There are three things that cost you when buying skis and boots.
1.) How BIG you are.
a.) Weight primarily
b.) Height secondarily. A taller person has a higher center of mass (CM) which may effect your application of forces into a ski depending on technique and form.
2.) How GOOD you are and
3.) How aggressive you are.
A 300 lb. beginner will need to spend more money when buying a ski so that when on the slopes there is a response of the ski to efforts to pressure it and some torsional integrity when put on edge. Likewise a very good skier knows how to put pressure into a ski, to work it as it were, so that there is a response action to the input of energy. While an aggressive skier is usually a pretty good skier, perhaps the most aggressive skier I've ever seen was a fellow who had been on skis only about 10 times and he slammed into bumps at speed on his first run of the season breaking his pole not 50 yards down the hill. No form to speak of but jumping every chance he got!

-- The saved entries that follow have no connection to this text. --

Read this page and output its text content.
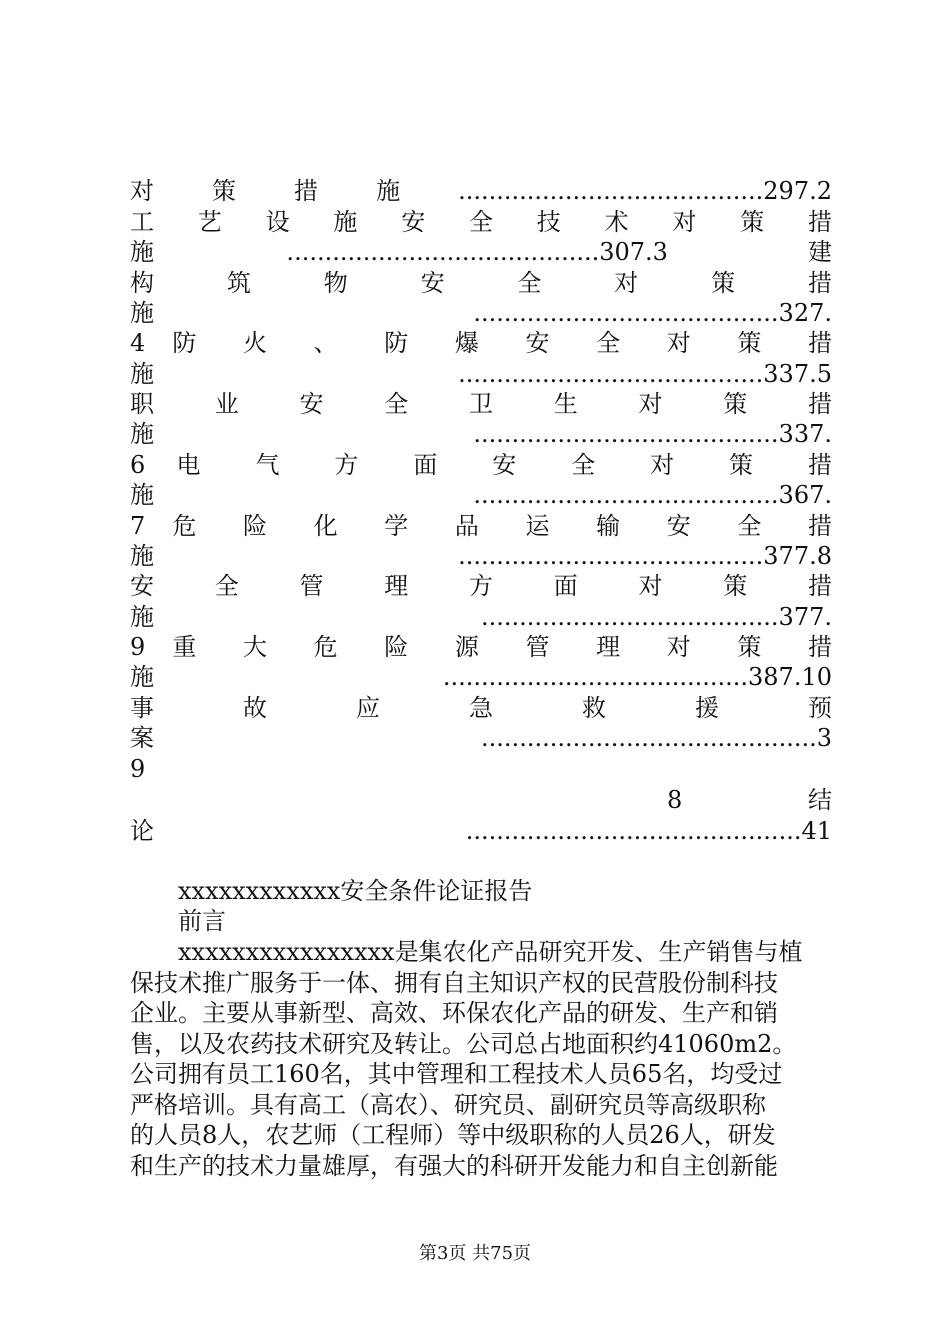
对策措施........................................297.2
工 艺 设 施 安 全 技 术 对 策 措
施.........................................307.3 建
构 筑 物 安 全 对 策 措
施........................................327.
4 防 火 、 防 爆 安 全 对 策 措
施 ........................................337.5
职 业 安 全 卫 生 对 策 措
施........................................337.
6 电 气 方 面 安 全 对 策 措
施........................................367.
7 危 险 化 学 品 运 输 安 全 措
施 ........................................377.8
安 全 管 理 方 面 对 策 措
施 .......................................377.
9 重 大 危 险 源 管 理 对 策 措
施........................................387.10
事 故 应 急 救 援 预
案............................................3
9
8 结
论............................................41
xxxxxxxxxxxx安全条件论证报告
前言
xxxxxxxxxxxxxxxx是集农化产品研究开发、生产销售与植
保技术推广服务于一体、拥有自主知识产权的民营股份制科技
企业。主要从事新型、高效、环保农化产品的研发、生产和销
售，以及农药技术研究及转让。公司总占地面积约41060m2。
公司拥有员工160名，其中管理和工程技术人员65名，均受过
严格培训。具有高工（高农）、研究员、副研究员等高级职称
的人员8人，农艺师（工程师）等中级职称的人员26人，研发
和生产的技术力量雄厚，有强大的科研开发能力和自主创新能
第3页 共75页
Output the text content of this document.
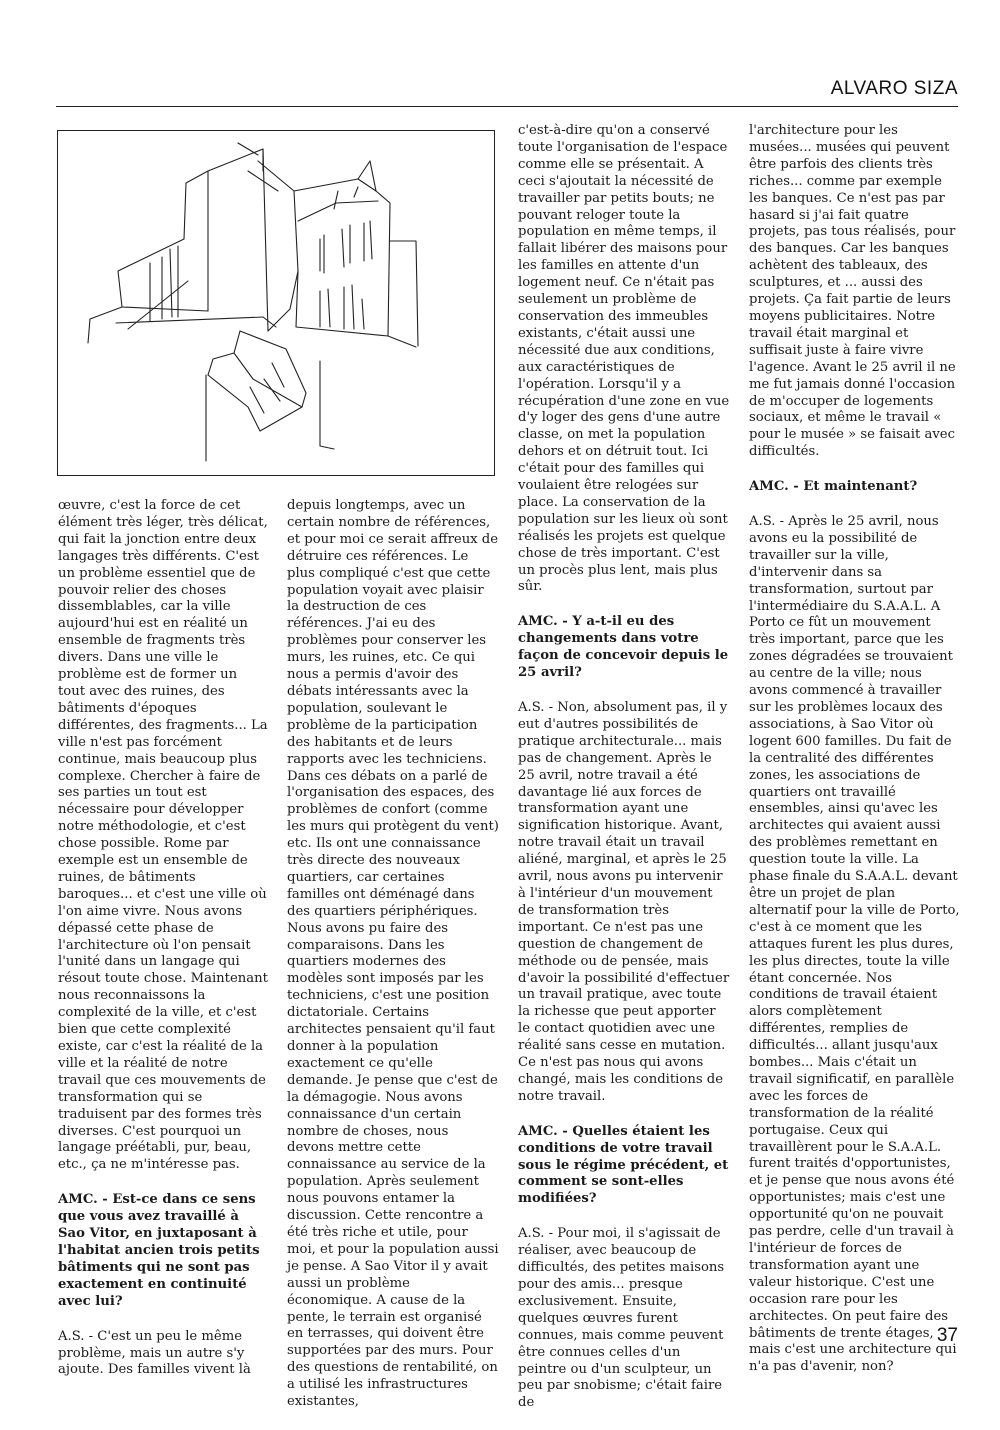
ALVARO SIZA

œuvre, c'est la force de cet élément très léger, très délicat, qui fait la jonction entre deux langages très différents. C'est un problème essentiel que de pouvoir relier des choses dissemblables, car la ville aujourd'hui est en réalité un ensemble de fragments très divers. Dans une ville le problème est de former un tout avec des ruines, des bâtiments d'époques différentes, des fragments... La ville n'est pas forcément continue, mais beaucoup plus complexe. Chercher à faire de ses parties un tout est nécessaire pour développer notre méthodologie, et c'est chose possible. Rome par exemple est un ensemble de ruines, de bâtiments baroques... et c'est une ville où l'on aime vivre. Nous avons dépassé cette phase de l'architecture où l'on pensait l'unité dans un langage qui résout toute chose. Maintenant nous reconnaissons la complexité de la ville, et c'est bien que cette complexité existe, car c'est la réalité de la ville et la réalité de notre travail que ces mouvements de transformation qui se traduisent par des formes très diverses. C'est pourquoi un langage préétabli, pur, beau, etc., ça ne m'intéresse pas.

AMC. - Est-ce dans ce sens que vous avez travaillé à Sao Vitor, en juxtaposant à l'habitat ancien trois petits bâtiments qui ne sont pas exactement en continuité avec lui?

A.S. - C'est un peu le même problème, mais un autre s'y ajoute. Des familles vivent là

depuis longtemps, avec un certain nombre de références, et pour moi ce serait affreux de détruire ces références. Le plus compliqué c'est que cette population voyait avec plaisir la destruction de ces références. J'ai eu des problèmes pour conserver les murs, les ruines, etc. Ce qui nous a permis d'avoir des débats intéressants avec la population, soulevant le problème de la participation des habitants et de leurs rapports avec les techniciens. Dans ces débats on a parlé de l'organisation des espaces, des problèmes de confort (comme les murs qui protègent du vent) etc. Ils ont une connaissance très directe des nouveaux quartiers, car certaines familles ont déménagé dans des quartiers périphériques. Nous avons pu faire des comparaisons. Dans les quartiers modernes des modèles sont imposés par les techniciens, c'est une position dictatoriale. Certains architectes pensaient qu'il faut donner à la population exactement ce qu'elle demande. Je pense que c'est de la démagogie. Nous avons connaissance d'un certain nombre de choses, nous devons mettre cette connaissance au service de la population. Après seulement nous pouvons entamer la discussion. Cette rencontre a été très riche et utile, pour moi, et pour la population aussi je pense. A Sao Vitor il y avait aussi un problème économique. A cause de la pente, le terrain est organisé en terrasses, qui doivent être supportées par des murs. Pour des questions de rentabilité, on a utilisé les infrastructures existantes,

c'est-à-dire qu'on a conservé toute l'organisation de l'espace comme elle se présentait. A ceci s'ajoutait la nécessité de travailler par petits bouts; ne pouvant reloger toute la population en même temps, il fallait libérer des maisons pour les familles en attente d'un logement neuf. Ce n'était pas seulement un problème de conservation des immeubles existants, c'était aussi une nécessité due aux conditions, aux caractéristiques de l'opération. Lorsqu'il y a récupération d'une zone en vue d'y loger des gens d'une autre classe, on met la population dehors et on détruit tout. Ici c'était pour des familles qui voulaient être relogées sur place. La conservation de la population sur les lieux où sont réalisés les projets est quelque chose de très important. C'est un procès plus lent, mais plus sûr.

AMC. - Y a-t-il eu des changements dans votre façon de concevoir depuis le 25 avril?

A.S. - Non, absolument pas, il y eut d'autres possibilités de pratique architecturale... mais pas de changement. Après le 25 avril, notre travail a été davantage lié aux forces de transformation ayant une signification historique. Avant, notre travail était un travail aliéné, marginal, et après le 25 avril, nous avons pu intervenir à l'intérieur d'un mouvement de transformation très important. Ce n'est pas une question de changement de méthode ou de pensée, mais d'avoir la possibilité d'effectuer un travail pratique, avec toute la richesse que peut apporter le contact quotidien avec une réalité sans cesse en mutation. Ce n'est pas nous qui avons changé, mais les conditions de notre travail.

AMC. - Quelles étaient les conditions de votre travail sous le régime précédent, et comment se sont-elles modifiées?

A.S. - Pour moi, il s'agissait de réaliser, avec beaucoup de difficultés, des petites maisons pour des amis... presque exclusivement. Ensuite, quelques œuvres furent connues, mais comme peuvent être connues celles d'un peintre ou d'un sculpteur, un peu par snobisme; c'était faire de

l'architecture pour les musées... musées qui peuvent être parfois des clients très riches... comme par exemple les banques. Ce n'est pas par hasard si j'ai fait quatre projets, pas tous réalisés, pour des banques. Car les banques achètent des tableaux, des sculptures, et ... aussi des projets. Ça fait partie de leurs moyens publicitaires. Notre travail était marginal et suffisait juste à faire vivre l'agence. Avant le 25 avril il ne me fut jamais donné l'occasion de m'occuper de logements sociaux, et même le travail « pour le musée » se faisait avec difficultés.

AMC. - Et maintenant?

A.S. - Après le 25 avril, nous avons eu la possibilité de travailler sur la ville, d'intervenir dans sa transformation, surtout par l'intermédiaire du S.A.A.L. A Porto ce fût un mouvement très important, parce que les zones dégradées se trouvaient au centre de la ville; nous avons commencé à travailler sur les problèmes locaux des associations, à Sao Vitor où logent 600 familles. Du fait de la centralité des différentes zones, les associations de quartiers ont travaillé ensembles, ainsi qu'avec les architectes qui avaient aussi des problèmes remettant en question toute la ville. La phase finale du S.A.A.L. devant être un projet de plan alternatif pour la ville de Porto, c'est à ce moment que les attaques furent les plus dures, les plus directes, toute la ville étant concernée. Nos conditions de travail étaient alors complètement différentes, remplies de difficultés... allant jusqu'aux bombes... Mais c'était un travail significatif, en parallèle avec les forces de transformation de la réalité portugaise. Ceux qui travaillèrent pour le S.A.A.L. furent traités d'opportunistes, et je pense que nous avons été opportunistes; mais c'est une opportunité qu'on ne pouvait pas perdre, celle d'un travail à l'intérieur de forces de transformation ayant une valeur historique. C'est une occasion rare pour les architectes. On peut faire des bâtiments de trente étages, mais c'est une architecture qui n'a pas d'avenir, non?

37
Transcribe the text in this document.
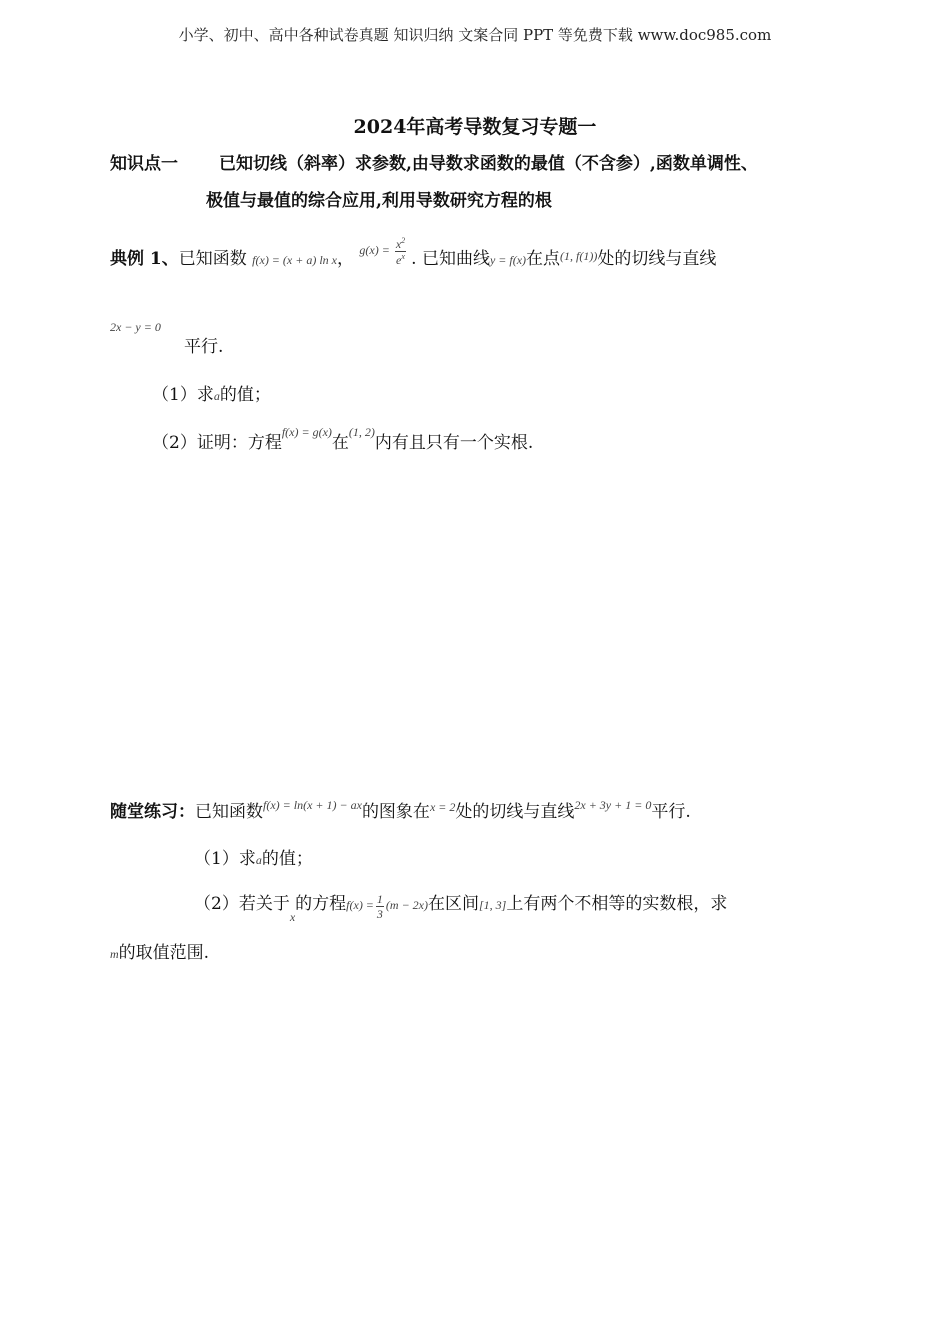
小学、初中、高中各种试卷真题 知识归纳 文案合同 PPT 等免费下载 www.doc985.com
2024年高考导数复习专题一
知识点一 已知切线（斜率）求参数,由导数求函数的最值（不含参）,函数单调性、
极值与最值的综合应用,利用导数研究方程的根
典例 1、已知函数 f(x) = (x + a) ln x， $^{g(x) = \frac{x^2}{e^x}}$ . 已知曲线y = f(x)在点$^{(1, f(1))}$处的切线与直线
2x − y = 0
平行.
（1）求a的值；
（2）证明：方程$^{f(x) = g(x)}$在$^{(1, 2)}$内有且只有一个实根.
随堂练习：已知函数$^{f(x) = ln(x + 1) - ax}$的图象在$^{x = 2}$处的切线与直线$^{2x + 3y + 1 = 0}$平行.
（1）求a的值；
（2）若关于$_x$的方程$f(x) = \frac{1}{3} (m - 2x)$在区间[1, 3]上有两个不相等的实数根，求
m的取值范围.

So, to get the same response action out of a ski that your 40 lb. heavier cohort expects you simply do not need to purchase as expensive a ski.
For example, just a few seasons ago Volkl had skis for sale called Supersport FIVE STAR and SIX STARs. The Six was particularly stiff and I used to ask potential customers if they were linebackers in the NFL (National Football League as I understand you are from Europe!). Otherwise I'd steer most of them to the Five Star. Much better for them and more money left over to purchase a lift ticket.
Now surface area comes into play in terms of holding you up on powder too. A bigger skier will benefit from a wider ski. Floatation will need to be wider to get one more float. What I call extra-wide midfats range in width. You might get a similar amount of float on a ski with a 74 mm. mid body as a heavier skier would with a 76 mm. ski. In many models, though not all, usually a wider ski from a manufacturer is costlier as well. This may parallel performance but also parallels energy into the ski. This is usually a good thing but sometimes a particular ski, that is wider, presumes you are a good skier and therefore more likely to go off-piste. That is not to say that an intermediate would not like to go there too but he'll have to buy a ski that is wider but hopefully not too stiff.
There are so many fine products on the market now there is no doubt the right ski for you waiting for you to discover it. Finding a salesman who is able to process the question you ask, that is the balance between weight and response characteristics of a ski, and help him to help you to buy a ski by profiling yourself you should get to the slopes with a ski ideal for most of your uses.
So, in summary, weight is a very significant aspect of how a ski will perform for you. In the end you get to spend less money than your heavier cohorts to achieve the same responsiveness and performance out of a ski.
(Not sure why the system calls me PRIVATE USER but EJL has been my username.)